It goes without saying that your brakes are likely the most important system on your car. Without them, pretty much everything else you do to your car is pointless seeing as how you could lose it all if they fail. Luckily, total failure isn't very common. So what are the more common ways that brakes can fail?
1. Seized calipers.
Brake fluid is hygroscopic, meaning it absorbs moisture from the air. Over time, in an under-maintained brake system, water builds up in the brake fluid, causing corrosion of steel components, namely, caliper pistons and the bores they move within. On Benzes from the 50s through the 90s, virtually all came with two-piston calipers that squeeze the pads together on either side of the brake disc. Commonly, one will seize (although both can) and cause one of the pads to rub constantly on the disc. This will, at best, lead to premature wear of the pad. However, it can also cause pulling to one side on braking, reduced fuel economy, and sometimes even full brake system failure. This occurs because the constant friction of an applied brake pad will heat up the caliper which can then cause the brake fluid to boil. Once it boils, your pedal will go to the floor as if there were no fluid in the system whatsoever. All you can do is hope it doesn't happen when you really need to stop. If this happens, you can downshift to use the engine compression as a brake, and you can also use your emergency brake. It helps to run through this scenario occasionally in your mind so that if the time ever comes, you react automatically.

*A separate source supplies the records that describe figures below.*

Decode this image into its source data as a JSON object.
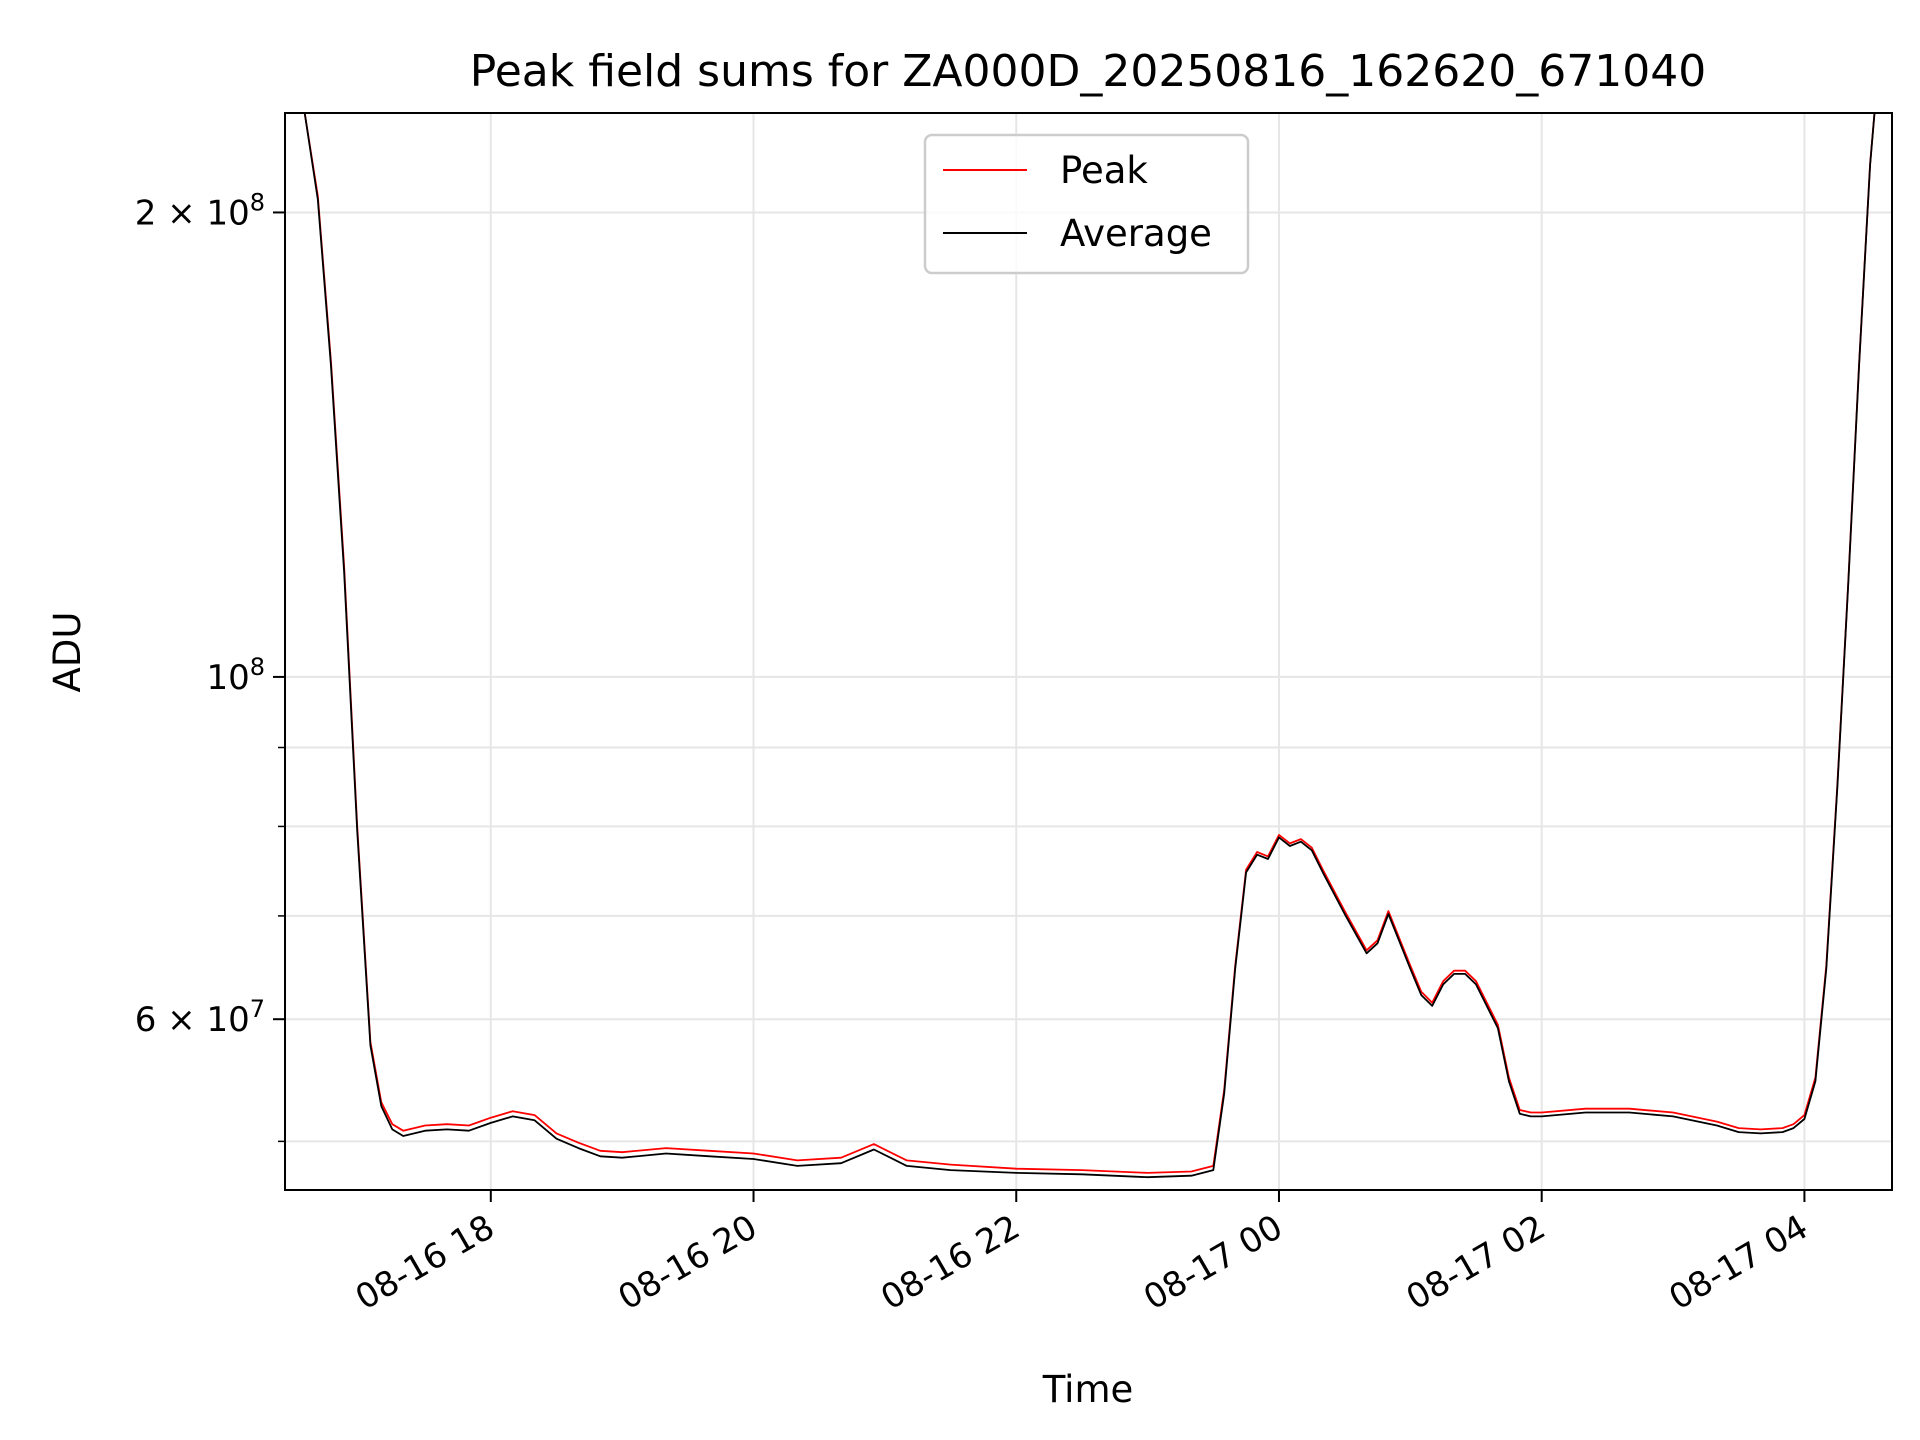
{
  "chart_data": {
    "type": "line",
    "title": "Peak field sums for ZA000D_20250816_162620_671040",
    "xlabel": "Time",
    "ylabel": "ADU",
    "yscale": "log",
    "grid": true,
    "legend_position": "top-center",
    "xlim": [
      "2025-08-16 16:26",
      "2025-08-17 04:40"
    ],
    "ylim": [
      46500000,
      232000000
    ],
    "x_ticks": [
      "2025-08-16 18:00",
      "2025-08-16 20:00",
      "2025-08-16 22:00",
      "2025-08-17 00:00",
      "2025-08-17 02:00",
      "2025-08-17 04:00"
    ],
    "x_tick_labels": [
      "08-16 18",
      "08-16 20",
      "08-16 22",
      "08-17 00",
      "08-17 02",
      "08-17 04"
    ],
    "y_ticks_major": [
      {
        "value": 200000000,
        "mantissa": "2",
        "exp": "8"
      },
      {
        "value": 100000000,
        "mantissa": "",
        "exp": "8"
      },
      {
        "value": 60000000,
        "mantissa": "6",
        "exp": "7"
      }
    ],
    "y_ticks_minor": [
      50000000,
      70000000,
      80000000,
      90000000
    ],
    "series": [
      {
        "name": "Peak",
        "color": "#ff0000",
        "x": [
          "2025-08-16 16:35",
          "2025-08-16 16:41",
          "2025-08-16 16:47",
          "2025-08-16 16:53",
          "2025-08-16 16:59",
          "2025-08-16 17:05",
          "2025-08-16 17:10",
          "2025-08-16 17:15",
          "2025-08-16 17:20",
          "2025-08-16 17:30",
          "2025-08-16 17:40",
          "2025-08-16 17:50",
          "2025-08-16 18:00",
          "2025-08-16 18:10",
          "2025-08-16 18:20",
          "2025-08-16 18:30",
          "2025-08-16 18:40",
          "2025-08-16 18:50",
          "2025-08-16 19:00",
          "2025-08-16 19:20",
          "2025-08-16 19:40",
          "2025-08-16 20:00",
          "2025-08-16 20:20",
          "2025-08-16 20:40",
          "2025-08-16 20:55",
          "2025-08-16 21:10",
          "2025-08-16 21:30",
          "2025-08-16 22:00",
          "2025-08-16 22:30",
          "2025-08-16 23:00",
          "2025-08-16 23:20",
          "2025-08-16 23:30",
          "2025-08-16 23:35",
          "2025-08-16 23:40",
          "2025-08-16 23:45",
          "2025-08-16 23:50",
          "2025-08-16 23:55",
          "2025-08-17 00:00",
          "2025-08-17 00:05",
          "2025-08-17 00:10",
          "2025-08-17 00:15",
          "2025-08-17 00:20",
          "2025-08-17 00:30",
          "2025-08-17 00:40",
          "2025-08-17 00:45",
          "2025-08-17 00:50",
          "2025-08-17 01:00",
          "2025-08-17 01:05",
          "2025-08-17 01:10",
          "2025-08-17 01:15",
          "2025-08-17 01:20",
          "2025-08-17 01:25",
          "2025-08-17 01:30",
          "2025-08-17 01:40",
          "2025-08-17 01:45",
          "2025-08-17 01:50",
          "2025-08-17 01:55",
          "2025-08-17 02:00",
          "2025-08-17 02:20",
          "2025-08-17 02:40",
          "2025-08-17 03:00",
          "2025-08-17 03:20",
          "2025-08-17 03:30",
          "2025-08-17 03:40",
          "2025-08-17 03:50",
          "2025-08-17 03:55",
          "2025-08-17 04:00",
          "2025-08-17 04:05",
          "2025-08-17 04:10",
          "2025-08-17 04:15",
          "2025-08-17 04:20",
          "2025-08-17 04:25",
          "2025-08-17 04:30",
          "2025-08-17 04:32"
        ],
        "values": [
          232000000,
          205000000,
          160000000,
          118000000,
          80000000,
          58000000,
          53000000,
          51300000,
          50800000,
          51200000,
          51300000,
          51200000,
          51800000,
          52300000,
          52000000,
          50600000,
          49900000,
          49300000,
          49200000,
          49500000,
          49300000,
          49100000,
          48600000,
          48800000,
          49800000,
          48600000,
          48300000,
          48000000,
          47900000,
          47700000,
          47800000,
          48200000,
          54000000,
          65000000,
          75000000,
          77000000,
          76500000,
          79000000,
          78000000,
          78500000,
          77500000,
          75000000,
          70500000,
          66500000,
          67500000,
          70500000,
          65000000,
          62500000,
          61500000,
          63500000,
          64500000,
          64500000,
          63500000,
          59500000,
          55000000,
          52400000,
          52200000,
          52200000,
          52500000,
          52500000,
          52200000,
          51500000,
          51000000,
          50900000,
          51000000,
          51300000,
          52000000,
          55000000,
          65000000,
          85000000,
          115000000,
          160000000,
          215000000,
          232000000
        ]
      },
      {
        "name": "Average",
        "color": "#000000",
        "x": [
          "2025-08-16 16:35",
          "2025-08-16 16:41",
          "2025-08-16 16:47",
          "2025-08-16 16:53",
          "2025-08-16 16:59",
          "2025-08-16 17:05",
          "2025-08-16 17:10",
          "2025-08-16 17:15",
          "2025-08-16 17:20",
          "2025-08-16 17:30",
          "2025-08-16 17:40",
          "2025-08-16 17:50",
          "2025-08-16 18:00",
          "2025-08-16 18:10",
          "2025-08-16 18:20",
          "2025-08-16 18:30",
          "2025-08-16 18:40",
          "2025-08-16 18:50",
          "2025-08-16 19:00",
          "2025-08-16 19:20",
          "2025-08-16 19:40",
          "2025-08-16 20:00",
          "2025-08-16 20:20",
          "2025-08-16 20:40",
          "2025-08-16 20:55",
          "2025-08-16 21:10",
          "2025-08-16 21:30",
          "2025-08-16 22:00",
          "2025-08-16 22:30",
          "2025-08-16 23:00",
          "2025-08-16 23:20",
          "2025-08-16 23:30",
          "2025-08-16 23:35",
          "2025-08-16 23:40",
          "2025-08-16 23:45",
          "2025-08-16 23:50",
          "2025-08-16 23:55",
          "2025-08-17 00:00",
          "2025-08-17 00:05",
          "2025-08-17 00:10",
          "2025-08-17 00:15",
          "2025-08-17 00:20",
          "2025-08-17 00:30",
          "2025-08-17 00:40",
          "2025-08-17 00:45",
          "2025-08-17 00:50",
          "2025-08-17 01:00",
          "2025-08-17 01:05",
          "2025-08-17 01:10",
          "2025-08-17 01:15",
          "2025-08-17 01:20",
          "2025-08-17 01:25",
          "2025-08-17 01:30",
          "2025-08-17 01:40",
          "2025-08-17 01:45",
          "2025-08-17 01:50",
          "2025-08-17 01:55",
          "2025-08-17 02:00",
          "2025-08-17 02:20",
          "2025-08-17 02:40",
          "2025-08-17 03:00",
          "2025-08-17 03:20",
          "2025-08-17 03:30",
          "2025-08-17 03:40",
          "2025-08-17 03:50",
          "2025-08-17 03:55",
          "2025-08-17 04:00",
          "2025-08-17 04:05",
          "2025-08-17 04:10",
          "2025-08-17 04:15",
          "2025-08-17 04:20",
          "2025-08-17 04:25",
          "2025-08-17 04:30",
          "2025-08-17 04:32"
        ],
        "values": [
          232000000,
          204000000,
          159000000,
          117000000,
          79500000,
          57700000,
          52700000,
          50900000,
          50400000,
          50800000,
          50900000,
          50800000,
          51400000,
          51900000,
          51600000,
          50200000,
          49500000,
          48900000,
          48800000,
          49100000,
          48900000,
          48700000,
          48200000,
          48400000,
          49400000,
          48200000,
          47900000,
          47700000,
          47600000,
          47400000,
          47500000,
          47900000,
          53700000,
          64700000,
          74700000,
          76700000,
          76200000,
          78700000,
          77700000,
          78200000,
          77200000,
          74700000,
          70200000,
          66200000,
          67200000,
          70200000,
          64700000,
          62200000,
          61200000,
          63200000,
          64200000,
          64200000,
          63200000,
          59200000,
          54700000,
          52100000,
          51900000,
          51900000,
          52200000,
          52200000,
          51900000,
          51200000,
          50700000,
          50600000,
          50700000,
          51000000,
          51700000,
          54700000,
          64700000,
          84700000,
          114700000,
          159700000,
          214700000,
          232000000
        ]
      }
    ]
  }
}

Calipers can also lock up due to old brake hoses. As they age, they swell internally. Eventually, they will essentially close up. The problem is, they can be forced open by hydraulic pressure from the master cylinder, but it becomes a one-way avenue. Pressure makes it through the hose to force the caliper to squeeze, but then the occlusion of the brake hose traps some of that pressure in the caliper causing it to constantly brake, at least somewhat. Then you're back to the same scenarios as listed above.
Brake hoses come with their manufacture date either printed on them or even formed into the rubber. Either a month/year or week/year format. I find that hoses are often still just fine at even 10 years old, but if you're getting above that, it's time to make a plan to replace them. Luckily they're not usually very expensive. The date is not always visible, so you can also look for cracking and stiffness as signs of age.
If you have a soft brake pedal and the fluid in your reservoir is low, chances are you have a leak. Leaks can occur various ways. Commonly, you'll see wetness on the caliper and/or the associated wheel meaning that the caliper itself is no longer sealing in the fluid. Probably the second most common leak point on an older car is one of the steel lines. For the front brakes of a non-ABS Mercedes, you have a dedicated steel line for each of the front wheels coming directly from the master cylinder. For the rear brakes, you have a single steel line that goes toward the rear of the car parallel to the steel fuel lines (it's the smaller line of the three). It then splits off to each rear wheel. This means that a leak in any point of the rear brake lines will cause you to lose rear brakes completely.
Leaks occur more commonly in the rear lines because they are more exposed to the elements. They are made of a coated steel which makes them much more durable than the lines in, say, your Chevy truck, but all it takes is a rock chip or scratch in the coating and water can come into direct contact with the steel, kicking off the slow but sure process of corrosion. Eventually a hole forms and that means you need a new brake line, or at least a new section of it. ABS cars have a dedicated line for each wheel but basically all of the above applies.
What to do
If you suspect that you have a seized caliper, one quick test is to walk around the car after at least a few miles of driving and put your hand to each wheel. If one is noticeably warmer than the others, you have probably found the culprit. From there, it's a matter of replacing the caliper AND its counterpart on the other side with new or rebuilt calipers. Some people will want to just replace the seized one but this is not recommended.
The better option is to prevent it. This is done with regular changing of the brake fluid, as in every 2-3 years. New brake fluid is about the color of extra-virgin olive oil. If yours is dark, it's time for a change. Often I find that people acquire a car and have no record of it being done. In this case, unless the fluid is obviously new, it's best to have it done and then start keeping track from there. A maintenance spreadsheet is easy and very useful.